Kepulauan Seribu – Di tengah perayaan Idul Adha, Kepulauan Seribu menghadapi tantangan besar: kiriman ribuan ton sampah yang diduga berasal dari 13 muara sungai di Jakarta, Tangerang, dan Bekasi (Jatabek). Sampah ini terbawa arus laut dan mencemari hampir semua pulau permukiman di wilayah tersebut.
Dari pantauan langsung BeritaPulauSeribu dan laporan masyarakat, sampah kiriman ini terdiri dari plastik, kayu, dan limbah rumah tangga yang telah terdampar di pantai maupun masih hanyut di tengah laut. Diperkirakan, jumlah sampah yang masuk ke perairan Kepulauan Seribu mencapai ribuan ton, mengancam ekosistem laut dan aktivitas masyarakat pesisir.
Bupati Kepulauan Seribu, Muhammad Fadjar Churniawan, menyatakan bahwa masalah sampah kiriman ini adalah persoalan klasik yang terus berulang setiap tahun. Ia menegaskan bahwa sampah yang masuk ke perairan Kepulauan Seribu berasal dari 13 sungai utama yang bermuara ke laut.
“Memasuki musim penghujan, wilayah laut Kepulauan Seribu akan dipenuhi sampah kiriman dari wilayah darat. Ada 13 sungai yang mengalir ke laut Kepulauan Seribu,” ujar Fadjar usai menunaikan shalat Idul Adha di Pulau Pramuka, Jumat (6/6/2025).
Ia meminta Suku Dinas Lingkungan Hidup (LH) Kepulauan Seribu serta SKPD terkait untuk meningkatkan upaya pembersihan dan mencari solusi inovatif guna menanggulangi masalah ini.
“Kita juga bekerja sama dengan pemerintah daerah yang berkaitan langsung seperti Bekasi dan Tangerang.
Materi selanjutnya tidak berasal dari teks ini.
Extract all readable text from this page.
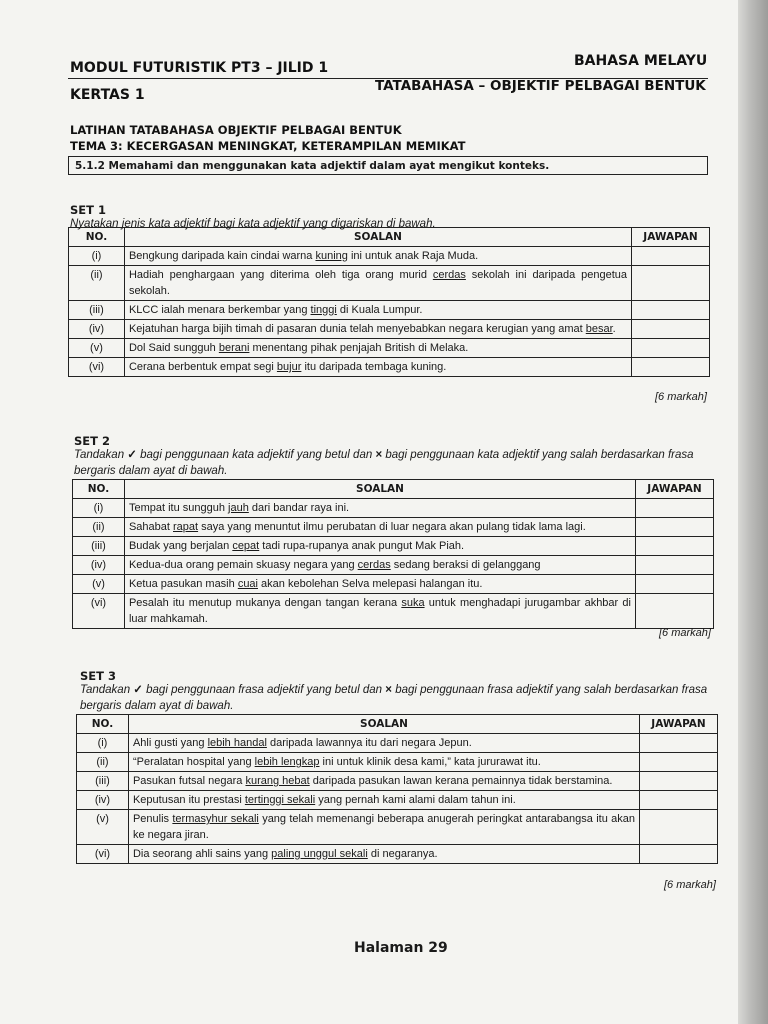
MODUL FUTURISTIK PT3 – JILID 1	BAHASA MELAYU
KERTAS 1
TATABAHASA – OBJEKTIF PELBAGAI BENTUK
LATIHAN TATABAHASA OBJEKTIF PELBAGAI BENTUK
TEMA 3: KECERGASAN MENINGKAT, KETERAMPILAN MEMIKAT
5.1.2 Memahami dan menggunakan kata adjektif dalam ayat mengikut konteks.
SET 1
Nyatakan jenis kata adjektif bagi kata adjektif yang digariskan di bawah.
NO.	SOALAN	JAWAPAN
(i)	Bengkung daripada kain cindai warna kuning ini untuk anak Raja Muda.	
(ii)	Hadiah penghargaan yang diterima oleh tiga orang murid cerdas sekolah ini daripada pengetua sekolah.	
(iii)	KLCC ialah menara berkembar yang tinggi di Kuala Lumpur.	
(iv)	Kejatuhan harga bijih timah di pasaran dunia telah menyebabkan negara kerugian yang amat besar.	
(v)	Dol Said sungguh berani menentang pihak penjajah British di Melaka.	
(vi)	Cerana berbentuk empat segi bujur itu daripada tembaga kuning.	
[6 markah]
SET 2
Tandakan ✓ bagi penggunaan kata adjektif yang betul dan × bagi penggunaan kata adjektif yang salah berdasarkan frasa bergaris dalam ayat di bawah.
NO.	SOALAN	JAWAPAN
(i)	Tempat itu sungguh jauh dari bandar raya ini.	
(ii)	Sahabat rapat saya yang menuntut ilmu perubatan di luar negara akan pulang tidak lama lagi.	
(iii)	Budak yang berjalan cepat tadi rupa-rupanya anak pungut Mak Piah.	
(iv)	Kedua-dua orang pemain skuasy negara yang cerdas sedang beraksi di gelanggang	
(v)	Ketua pasukan masih cuai akan kebolehan Selva melepasi halangan itu.	
(vi)	Pesalah itu menutup mukanya dengan tangan kerana suka untuk menghadapi jurugambar akhbar di luar mahkamah.	
[6 markah]
SET 3
Tandakan ✓ bagi penggunaan frasa adjektif yang betul dan × bagi penggunaan frasa adjektif yang salah berdasarkan frasa bergaris dalam ayat di bawah.
NO.	SOALAN	JAWAPAN
(i)	Ahli gusti yang lebih handal daripada lawannya itu dari negara Jepun.	
(ii)	“Peralatan hospital yang lebih lengkap ini untuk klinik desa kami,” kata jururawat itu.	
(iii)	Pasukan futsal negara kurang hebat daripada pasukan lawan kerana pemainnya tidak berstamina.	
(iv)	Keputusan itu prestasi tertinggi sekali yang pernah kami alami dalam tahun ini.	
(v)	Penulis termasyhur sekali yang telah memenangi beberapa anugerah peringkat antarabangsa itu akan ke negara jiran.	
(vi)	Dia seorang ahli sains yang paling unggul sekali di negaranya.	
[6 markah]
Halaman 29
Harus ada metode dan kesepakatan yang kuat agar masalah sampah ini tidak terulang terus,” tegasnya.
Berdasarkan laporan dari Dinas Lingkungan Hidup Kepulauan Seribu, jumlah sampah yang berhasil diangkat dari perairan Pulau Tidung pada Mei 2025 mencapai 250 ton. Selain itu, program Bank Sampah di Pulau Kelapa berhasil menekan volume sampah rumah tangga hingga 80 persen.
Namun, meskipun ada upaya pengelolaan sampah, kiriman sampah dari daratan tetap menjadi ancaman besar bagi ekosistem laut dan aktivitas masyarakat pesisir.
Konservasi dan Pariwisata Terancam
Kepala Seksi Peran serta Masyarakat Sudin LH Kepulauan Seribu, Riza Lestari Ningsih, menegaskan bahwa sampah laut atau marine debris merupakan permasalahan yang kompleks dan membutuhkan keterlibatan banyak pihak.
“Sumber sampah kebanyakan berasal dari daratan, termasuk pulau-pulau besar di sekitar. Solusinya adalah penanganan dari semua stakeholder yang ada,” jelasnya.
Selain mengganggu aktivitas nelayan, pencemaran ini juga berdampak pada sektor pariwisata dan konservasi lingkungan. Sampah yang menumpuk di pantai dan perairan mengancam kelestarian biota endemik Kepulauan Seribu, termasuk penyu dan terumbu karang yang menjadi daya tarik wisata.
Sejumlah aktivis lingkungan menyerukan perlunya pengelolaan sampah terpadu, termasuk edukasi masyarakat, peningkatan patroli konservasi, dan kerja sama lintas daerah untuk mengurangi sampah kiriman.
Dengan kondisi laut yang semakin tercemar, Kepulauan Seribu menghadapi tantangan besar: akankah ada langkah nyata untuk menghentikan ancaman ini, atau biota laut terus kehilangan habitatnya?